(Photo by tcp909.)
Let’s talk about something near and dear to my heart. Hot dogs. Yep, you know you love ‘em. Whether it be a homemade weiner with kraut from Binkert’s or a dirty water dog sporting mustard and neon-green relish, hot dogs rank pretty high on my favorites list. So it really struck me when I heard Candy Chang talk about one of her many design for change projects, a Street Vendor Guide for New York City’s ubiquitous food cart vendors. She spoke last Thursday as part of the Mixed Media Lecture series hosted by the Center for Art Education and the MICA Graphic Design department.
Chang describes herself as an artist who wants to make cities more emotional. She is a TED Senior Fellow, a Tulane Urban Innovation Fellow, a World Economic Forum Young Global Leader, and was named a “Live Your Best Life” Local Hero by Oprah Magazine. By combining public art with civic engagement and personal well-being, she has been recognized for exploring new strategies for the design of our cities in order to live our best lives. More of her biography can be found here.

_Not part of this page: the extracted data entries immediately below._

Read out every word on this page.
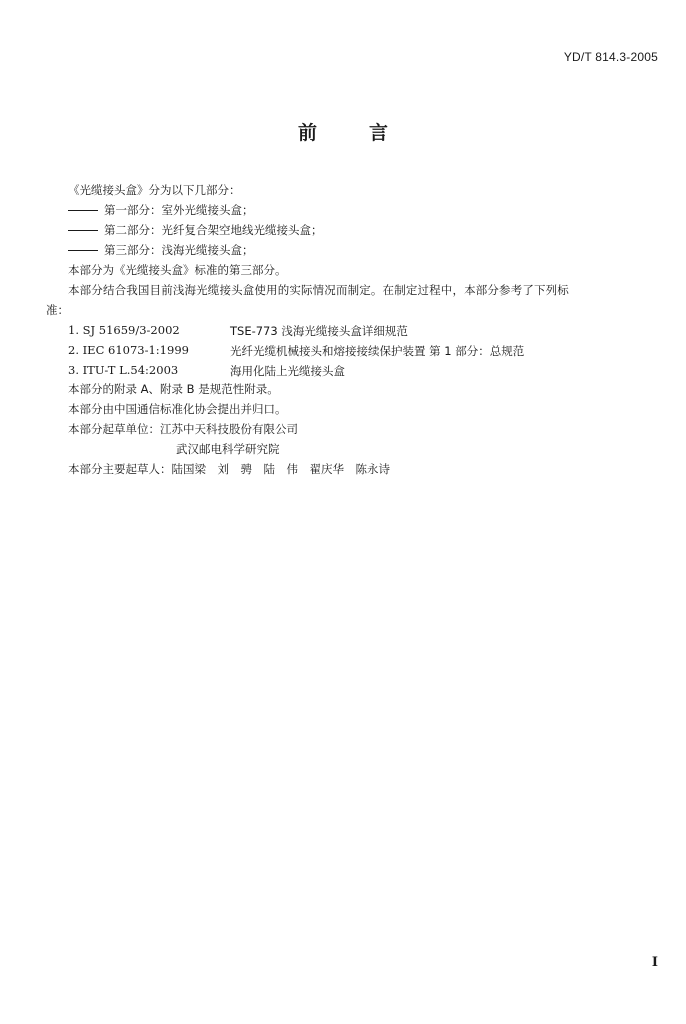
YD/T 814.3-2005
前	言
《光缆接头盒》分为以下几部分：
第一部分：室外光缆接头盒；
第二部分：光纤复合架空地线光缆接头盒；
第三部分：浅海光缆接头盒；
本部分为《光缆接头盒》标准的第三部分。
本部分结合我国目前浅海光缆接头盒使用的实际情况而制定。在制定过程中，本部分参考了下列标
准：
1. SJ 51659/3-2002	TSE-773 浅海光缆接头盒详细规范
2. IEC 61073-1:1999	光纤光缆机械接头和熔接接续保护装置 第 1 部分：总规范
3. ITU-T L.54:2003	海用化陆上光缆接头盒
本部分的附录 A、附录 B 是规范性附录。
本部分由中国通信标准化协会提出并归口。
本部分起草单位：江苏中天科技股份有限公司
武汉邮电科学研究院
本部分主要起草人：陆国梁　刘　骋　陆　伟　翟庆华　陈永诗
I
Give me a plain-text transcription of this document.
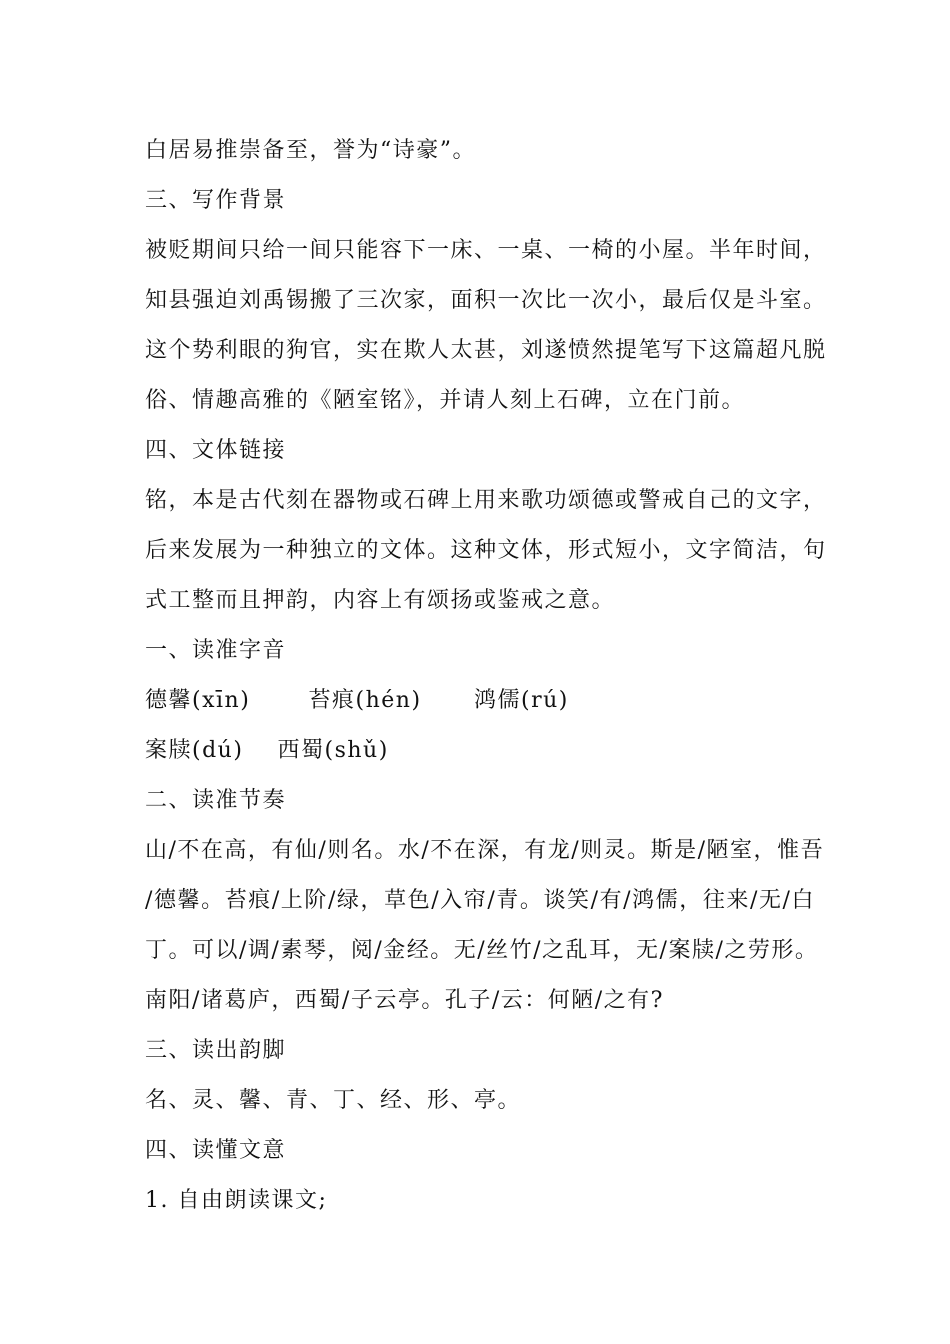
白居易推崇备至，誉为“诗豪”。
三、写作背景
被贬期间只给一间只能容下一床、一桌、一椅的小屋。半年时间，
知县强迫刘禹锡搬了三次家，面积一次比一次小，最后仅是斗室。
这个势利眼的狗官，实在欺人太甚，刘遂愤然提笔写下这篇超凡脱
俗、情趣高雅的《陋室铭》，并请人刻上石碑，立在门前。
四、文体链接
铭，本是古代刻在器物或石碑上用来歌功颂德或警戒自己的文字，
后来发展为一种独立的文体。这种文体，形式短小，文字简洁，句
式工整而且押韵，内容上有颂扬或鉴戒之意。
一、读准字音
德馨(xīn)	苔痕(hén) 鸿儒(rú)
案牍(dú) 西蜀(shǔ)
二、读准节奏
山/不在高，有仙/则名。水/不在深，有龙/则灵。斯是/陋室，惟吾
/德馨。苔痕/上阶/绿，草色/入帘/青。谈笑/有/鸿儒，往来/无/白
丁。可以/调/素琴，阅/金经。无/丝竹/之乱耳，无/案牍/之劳形。
南阳/诸葛庐，西蜀/子云亭。孔子/云：何陋/之有?
三、读出韵脚
名、灵、馨、青、丁、经、形、亭。
四、读懂文意
1. 自由朗读课文;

We choose what consumes our hearts. The world becomes more rewarding when you look beyond what you’re searching for. —Candy Chang
Chang worked with Rosten Woo and John Mangin of the Center for Urban Pedagogy (CUP) and Sean Basinski of The Street Vendor Project to make the Street Vendor Guide an accessible and understandable presentation of important regulations. They found that many vendors were receiving fines of up to $1,000 for small violations that could easily be avoided. Taking a look at the old regulation documents, however, one could easily see how the information was getting lost in translation, often quite literally. Chang designed a new vendor guide that depicts the safety rules and street regulations in easy-to-understand illustrations accompanied by text in Bengali, Arabic, Chinese, English and Spanish. It also includes policy reform recommendations and personal vendor stories. Guides were distributed for free to thousands of street vendors and are available as a download from the CUP’s Making Policy Public site.

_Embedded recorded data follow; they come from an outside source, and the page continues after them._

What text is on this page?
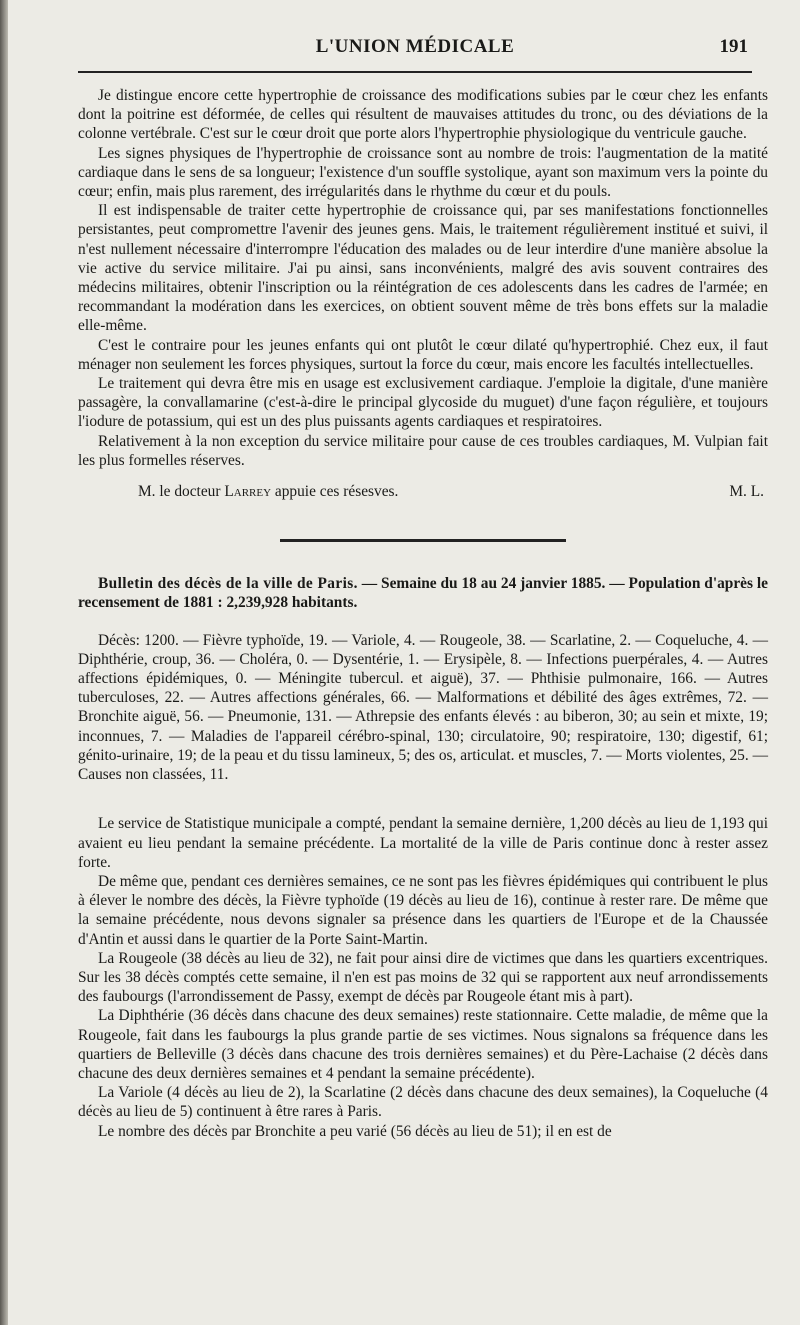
L'UNION MÉDICALE	191

Je distingue encore cette hypertrophie de croissance des modifications subies par le cœur chez les enfants dont la poitrine est déformée, de celles qui résultent de mauvaises attitudes du tronc, ou des déviations de la colonne vertébrale. C'est sur le cœur droit que porte alors l'hypertrophie physiologique du ventricule gauche.

Les signes physiques de l'hypertrophie de croissance sont au nombre de trois: l'augmentation de la matité cardiaque dans le sens de sa longueur; l'existence d'un souffle systolique, ayant son maximum vers la pointe du cœur; enfin, mais plus rarement, des irrégularités dans le rhythme du cœur et du pouls.

Il est indispensable de traiter cette hypertrophie de croissance qui, par ses manifestations fonctionnelles persistantes, peut compromettre l'avenir des jeunes gens. Mais, le traitement régulièrement institué et suivi, il n'est nullement nécessaire d'interrompre l'éducation des malades ou de leur interdire d'une manière absolue la vie active du service militaire. J'ai pu ainsi, sans inconvénients, malgré des avis souvent contraires des médecins militaires, obtenir l'inscription ou la réintégration de ces adolescents dans les cadres de l'armée; en recommandant la modération dans les exercices, on obtient souvent même de très bons effets sur la maladie elle-même.

C'est le contraire pour les jeunes enfants qui ont plutôt le cœur dilaté qu'hypertrophié. Chez eux, il faut ménager non seulement les forces physiques, surtout la force du cœur, mais encore les facultés intellectuelles.

Le traitement qui devra être mis en usage est exclusivement cardiaque. J'emploie la digitale, d'une manière passagère, la convallamarine (c'est-à-dire le principal glycoside du muguet) d'une façon régulière, et toujours l'iodure de potassium, qui est un des plus puissants agents cardiaques et respiratoires.

Relativement à la non exception du service militaire pour cause de ces troubles cardiaques, M. Vulpian fait les plus formelles réserves.

M. le docteur Larrey appuie ces résesves.	M. L.

Bulletin des décès de la ville de Paris. — Semaine du 18 au 24 janvier 1885. — Population d'après le recensement de 1881 : 2,239,928 habitants.

Décès: 1200. — Fièvre typhoïde, 19. — Variole, 4. — Rougeole, 38. — Scarlatine, 2. — Coqueluche, 4. — Diphthérie, croup, 36. — Choléra, 0. — Dysentérie, 1. — Erysipèle, 8. — Infections puerpérales, 4. — Autres affections épidémiques, 0. — Méningite tubercul. et aiguë), 37. — Phthisie pulmonaire, 166. — Autres tuberculoses, 22. — Autres affections générales, 66. — Malformations et débilité des âges extrêmes, 72. — Bronchite aiguë, 56. — Pneumonie, 131. — Athrepsie des enfants élevés : au biberon, 30; au sein et mixte, 19; inconnues, 7. — Maladies de l'appareil cérébro-spinal, 130; circulatoire, 90; respiratoire, 130; digestif, 61; génito-urinaire, 19; de la peau et du tissu lamineux, 5; des os, articulat. et muscles, 7. — Morts violentes, 25. — Causes non classées, 11.

Le service de Statistique municipale a compté, pendant la semaine dernière, 1,200 décès au lieu de 1,193 qui avaient eu lieu pendant la semaine précédente. La mortalité de la ville de Paris continue donc à rester assez forte.

De même que, pendant ces dernières semaines, ce ne sont pas les fièvres épidémiques qui contribuent le plus à élever le nombre des décès, la Fièvre typhoïde (19 décès au lieu de 16), continue à rester rare. De même que la semaine précédente, nous devons signaler sa présence dans les quartiers de l'Europe et de la Chaussée d'Antin et aussi dans le quartier de la Porte Saint-Martin.

La Rougeole (38 décès au lieu de 32), ne fait pour ainsi dire de victimes que dans les quartiers excentriques. Sur les 38 décès comptés cette semaine, il n'en est pas moins de 32 qui se rapportent aux neuf arrondissements des faubourgs (l'arrondissement de Passy, exempt de décès par Rougeole étant mis à part).

La Diphthérie (36 décès dans chacune des deux semaines) reste stationnaire. Cette maladie, de même que la Rougeole, fait dans les faubourgs la plus grande partie de ses victimes. Nous signalons sa fréquence dans les quartiers de Belleville (3 décès dans chacune des trois dernières semaines) et du Père-Lachaise (2 décès dans chacune des deux dernières semaines et 4 pendant la semaine précédente).

La Variole (4 décès au lieu de 2), la Scarlatine (2 décès dans chacune des deux semaines), la Coqueluche (4 décès au lieu de 5) continuent à être rares à Paris.

Le nombre des décès par Bronchite a peu varié (56 décès au lieu de 51); il en est de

This is just one example of how Chang’s work has shifted a microcosm. Her other work is equally inspiring, crossing the intersections of public art and urban planning, design and communication. One of her more recent projects is Neighborland, an online tool about real places that stemmed from her I Wish This Was public art installations. It promotes community discussion about ways to improve common spaces and connects like-minded citizens with an emphasis on pooling resources. The website encourages residents to speak up about what they want to see change in their city. Prominent street signage encouraged people to also text their ideas to the site, allowing conversations and grass-roots efforts to oscillate between the screen and real world. This unique project is an example of how the gap between the online world and reality can be bridged. I think future efforts to further explore the possibilities of this connection between technology and community will become cutting edge innovations in social change.
So I was describing this post with some enthusiasm to a friend, and explaining the street vendor project as an example of social design. “Cool,” said the friend, “who paid for it?” That struck me as a very good question. I’m curious too how this project was funded, and, more broadly, how social design projects are generally funded and a discussion of how they should be. The economics of social design.